Um megaesquema criminoso foi desmantelado na quarta feira 09/07, pela Polícia Judiciária (PJ) em Portugal após revelar que mulheres portuguesas estavam se casando com imigrantes em troca de dinheiro para que eles conseguissem residência e até nacionalidade portuguesa.
🚨 Ao todo, foram identificadas 120 pessoas envolvidas 60 “casais” de conveniência. As investigações mostraram que os “noivos” e “noivas” não tinham qualquer relação afetiva: eles só se encontravam para registrar o casamento no cartório e depois nunca mais se viam. “Temos até dificuldade para que esses noivos retornem e oficializem o divórcio”, afirmou o coordenador da PJ, José Ribeiro.
O esquema funcionava assim: a rede criminosa recrutava mulheres portuguesas, pagava entre €3 mil e €5 mil por cada matrimônio, enquanto os imigrantes pagavam cerca de €30 mil para participar da fraude.
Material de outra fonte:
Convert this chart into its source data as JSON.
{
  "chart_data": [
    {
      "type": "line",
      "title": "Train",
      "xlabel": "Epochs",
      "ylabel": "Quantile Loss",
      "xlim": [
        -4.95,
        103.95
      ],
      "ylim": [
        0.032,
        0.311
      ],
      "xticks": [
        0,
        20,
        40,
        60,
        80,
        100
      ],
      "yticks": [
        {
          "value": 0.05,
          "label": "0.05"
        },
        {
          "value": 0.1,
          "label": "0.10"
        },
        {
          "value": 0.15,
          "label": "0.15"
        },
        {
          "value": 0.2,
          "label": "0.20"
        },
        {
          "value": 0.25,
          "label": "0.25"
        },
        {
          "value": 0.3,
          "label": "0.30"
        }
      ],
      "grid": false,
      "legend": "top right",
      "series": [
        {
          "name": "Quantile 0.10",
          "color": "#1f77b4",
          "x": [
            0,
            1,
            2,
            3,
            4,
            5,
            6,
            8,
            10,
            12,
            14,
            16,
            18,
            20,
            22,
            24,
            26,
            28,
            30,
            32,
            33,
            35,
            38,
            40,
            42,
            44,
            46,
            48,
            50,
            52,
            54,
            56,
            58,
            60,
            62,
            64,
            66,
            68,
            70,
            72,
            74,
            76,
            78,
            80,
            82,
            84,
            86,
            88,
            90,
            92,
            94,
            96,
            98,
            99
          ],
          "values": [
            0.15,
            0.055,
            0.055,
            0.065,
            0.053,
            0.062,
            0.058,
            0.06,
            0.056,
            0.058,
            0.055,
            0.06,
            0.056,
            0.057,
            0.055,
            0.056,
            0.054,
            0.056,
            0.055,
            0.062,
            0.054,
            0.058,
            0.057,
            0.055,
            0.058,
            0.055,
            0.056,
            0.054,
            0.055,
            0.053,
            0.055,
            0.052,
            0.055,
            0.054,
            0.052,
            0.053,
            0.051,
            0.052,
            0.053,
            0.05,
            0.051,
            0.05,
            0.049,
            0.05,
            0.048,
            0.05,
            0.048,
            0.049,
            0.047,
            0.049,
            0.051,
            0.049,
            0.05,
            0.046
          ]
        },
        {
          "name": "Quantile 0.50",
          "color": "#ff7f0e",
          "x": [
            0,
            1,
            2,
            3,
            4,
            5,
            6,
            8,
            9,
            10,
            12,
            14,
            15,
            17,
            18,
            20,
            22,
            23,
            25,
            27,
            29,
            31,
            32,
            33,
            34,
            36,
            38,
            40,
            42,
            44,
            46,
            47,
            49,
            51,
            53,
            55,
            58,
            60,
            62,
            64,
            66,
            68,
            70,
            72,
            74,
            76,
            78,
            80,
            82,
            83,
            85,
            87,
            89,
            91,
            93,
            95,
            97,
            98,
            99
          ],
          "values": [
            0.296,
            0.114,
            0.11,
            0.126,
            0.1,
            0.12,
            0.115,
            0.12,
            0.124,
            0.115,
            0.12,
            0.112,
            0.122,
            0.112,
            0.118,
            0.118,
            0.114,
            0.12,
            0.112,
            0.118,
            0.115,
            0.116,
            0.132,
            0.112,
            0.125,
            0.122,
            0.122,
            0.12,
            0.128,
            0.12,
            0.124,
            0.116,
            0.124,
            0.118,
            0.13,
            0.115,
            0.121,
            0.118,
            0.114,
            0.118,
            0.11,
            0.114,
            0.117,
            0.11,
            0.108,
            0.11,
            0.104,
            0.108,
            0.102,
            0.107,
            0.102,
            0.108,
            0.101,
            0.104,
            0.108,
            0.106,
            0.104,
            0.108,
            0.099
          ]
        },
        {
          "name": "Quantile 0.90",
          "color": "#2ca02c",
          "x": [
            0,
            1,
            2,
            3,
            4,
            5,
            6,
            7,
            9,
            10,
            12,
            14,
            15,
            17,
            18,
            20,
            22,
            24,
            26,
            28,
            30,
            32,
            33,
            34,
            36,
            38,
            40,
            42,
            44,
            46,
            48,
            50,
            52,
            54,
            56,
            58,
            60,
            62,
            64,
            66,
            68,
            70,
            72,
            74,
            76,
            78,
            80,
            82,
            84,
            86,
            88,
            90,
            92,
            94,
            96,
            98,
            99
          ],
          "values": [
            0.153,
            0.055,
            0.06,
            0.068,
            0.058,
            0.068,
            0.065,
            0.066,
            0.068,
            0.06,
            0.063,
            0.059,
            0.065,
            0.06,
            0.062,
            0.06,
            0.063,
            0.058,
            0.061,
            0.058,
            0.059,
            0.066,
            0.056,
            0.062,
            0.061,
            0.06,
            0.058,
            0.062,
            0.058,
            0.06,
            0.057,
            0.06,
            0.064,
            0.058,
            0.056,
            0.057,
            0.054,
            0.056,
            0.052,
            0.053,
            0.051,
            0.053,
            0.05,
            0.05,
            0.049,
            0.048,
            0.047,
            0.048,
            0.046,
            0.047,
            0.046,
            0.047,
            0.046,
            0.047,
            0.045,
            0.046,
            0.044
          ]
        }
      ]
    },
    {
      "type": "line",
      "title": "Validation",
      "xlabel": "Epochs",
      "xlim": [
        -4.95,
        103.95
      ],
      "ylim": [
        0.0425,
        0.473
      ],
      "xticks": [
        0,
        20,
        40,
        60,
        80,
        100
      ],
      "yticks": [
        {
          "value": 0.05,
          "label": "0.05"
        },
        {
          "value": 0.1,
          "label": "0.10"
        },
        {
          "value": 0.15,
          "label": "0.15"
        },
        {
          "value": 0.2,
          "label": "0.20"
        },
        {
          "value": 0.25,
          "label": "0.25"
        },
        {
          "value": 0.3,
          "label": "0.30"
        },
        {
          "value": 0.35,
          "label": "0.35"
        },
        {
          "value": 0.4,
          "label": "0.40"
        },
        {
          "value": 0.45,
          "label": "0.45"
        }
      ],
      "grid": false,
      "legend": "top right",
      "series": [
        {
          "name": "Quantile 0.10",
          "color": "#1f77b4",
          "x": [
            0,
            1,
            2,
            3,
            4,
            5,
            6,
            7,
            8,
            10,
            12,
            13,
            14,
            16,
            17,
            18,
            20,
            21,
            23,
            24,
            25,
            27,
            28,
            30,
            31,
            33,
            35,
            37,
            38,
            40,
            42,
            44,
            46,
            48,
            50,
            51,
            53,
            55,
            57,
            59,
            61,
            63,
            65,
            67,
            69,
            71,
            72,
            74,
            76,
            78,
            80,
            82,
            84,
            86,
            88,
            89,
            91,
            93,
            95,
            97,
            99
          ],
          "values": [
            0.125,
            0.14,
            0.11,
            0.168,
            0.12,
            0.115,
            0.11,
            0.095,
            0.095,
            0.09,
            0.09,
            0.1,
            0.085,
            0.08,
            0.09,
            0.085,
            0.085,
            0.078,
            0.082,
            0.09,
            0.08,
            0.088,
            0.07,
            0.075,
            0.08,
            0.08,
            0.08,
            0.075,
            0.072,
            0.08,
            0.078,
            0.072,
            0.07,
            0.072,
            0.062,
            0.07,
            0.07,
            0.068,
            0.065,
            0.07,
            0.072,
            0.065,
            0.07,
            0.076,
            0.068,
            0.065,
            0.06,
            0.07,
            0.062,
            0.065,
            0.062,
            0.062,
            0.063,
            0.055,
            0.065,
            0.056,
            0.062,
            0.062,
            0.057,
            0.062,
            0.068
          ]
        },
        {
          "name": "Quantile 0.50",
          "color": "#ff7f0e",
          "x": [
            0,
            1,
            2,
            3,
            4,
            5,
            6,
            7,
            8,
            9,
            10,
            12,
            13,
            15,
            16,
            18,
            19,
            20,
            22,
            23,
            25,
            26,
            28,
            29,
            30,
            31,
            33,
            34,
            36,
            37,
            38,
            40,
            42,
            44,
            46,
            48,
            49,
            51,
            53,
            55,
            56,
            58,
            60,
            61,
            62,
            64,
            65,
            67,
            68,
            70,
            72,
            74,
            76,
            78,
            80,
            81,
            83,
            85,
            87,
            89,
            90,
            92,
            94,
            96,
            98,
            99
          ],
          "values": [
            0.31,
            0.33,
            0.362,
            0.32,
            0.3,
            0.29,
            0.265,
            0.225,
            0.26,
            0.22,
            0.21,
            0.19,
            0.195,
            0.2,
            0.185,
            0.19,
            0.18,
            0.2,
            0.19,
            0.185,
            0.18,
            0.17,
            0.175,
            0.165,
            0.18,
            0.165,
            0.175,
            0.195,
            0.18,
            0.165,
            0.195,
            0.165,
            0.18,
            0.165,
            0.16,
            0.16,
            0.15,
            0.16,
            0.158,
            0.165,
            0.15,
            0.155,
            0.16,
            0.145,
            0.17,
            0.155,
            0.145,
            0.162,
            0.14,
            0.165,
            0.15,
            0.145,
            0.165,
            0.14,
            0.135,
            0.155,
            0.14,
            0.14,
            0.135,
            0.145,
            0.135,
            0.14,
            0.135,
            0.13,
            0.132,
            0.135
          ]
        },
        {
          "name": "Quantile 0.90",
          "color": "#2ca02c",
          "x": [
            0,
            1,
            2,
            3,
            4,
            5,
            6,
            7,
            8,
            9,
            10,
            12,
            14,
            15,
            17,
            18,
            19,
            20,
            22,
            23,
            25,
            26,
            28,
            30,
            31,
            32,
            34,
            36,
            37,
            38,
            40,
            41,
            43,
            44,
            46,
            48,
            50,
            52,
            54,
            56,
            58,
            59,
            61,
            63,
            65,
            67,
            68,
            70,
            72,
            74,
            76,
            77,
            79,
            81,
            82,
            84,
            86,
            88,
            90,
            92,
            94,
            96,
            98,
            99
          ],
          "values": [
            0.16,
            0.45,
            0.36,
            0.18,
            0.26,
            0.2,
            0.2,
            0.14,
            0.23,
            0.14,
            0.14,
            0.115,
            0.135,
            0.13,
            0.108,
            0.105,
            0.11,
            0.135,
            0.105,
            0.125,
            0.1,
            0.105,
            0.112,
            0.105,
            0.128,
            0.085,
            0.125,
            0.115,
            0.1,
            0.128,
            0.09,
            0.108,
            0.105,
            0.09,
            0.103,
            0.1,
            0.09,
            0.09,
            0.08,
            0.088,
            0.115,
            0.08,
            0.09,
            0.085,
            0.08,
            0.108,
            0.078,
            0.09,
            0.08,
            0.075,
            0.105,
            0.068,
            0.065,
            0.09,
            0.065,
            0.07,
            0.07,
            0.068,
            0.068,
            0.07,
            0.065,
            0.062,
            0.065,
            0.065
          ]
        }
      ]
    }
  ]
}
A maioria dos estrangeiros era de países fora da União Europeia e, após o casamento, se mudava para outros países do Espaço Schengen.
💸 As autoridades estimam que o grupo tenha faturado mais de €2 milhões desde o fim de 2023. Inicialmente, a quadrilha chegou a abrir empresas de fachada para legalizar imigrantes, mas logo percebeu que os casamentos eram um método “mais rápido e eficaz”.
Na Operação Aliança Digital, cerca de 300 agentes da PJ cumpriram 57 mandados de busca e apreensão em várias regiões do país, com foco na Grande Lisboa. Até agora, 58 pessoas foram presas, incluindo o líder da organização e dezenas de noivas portuguesas. Os imigrantes beneficiados seguem soltos e estão sendo monitorados com apoio de autoridades de outros países europeus.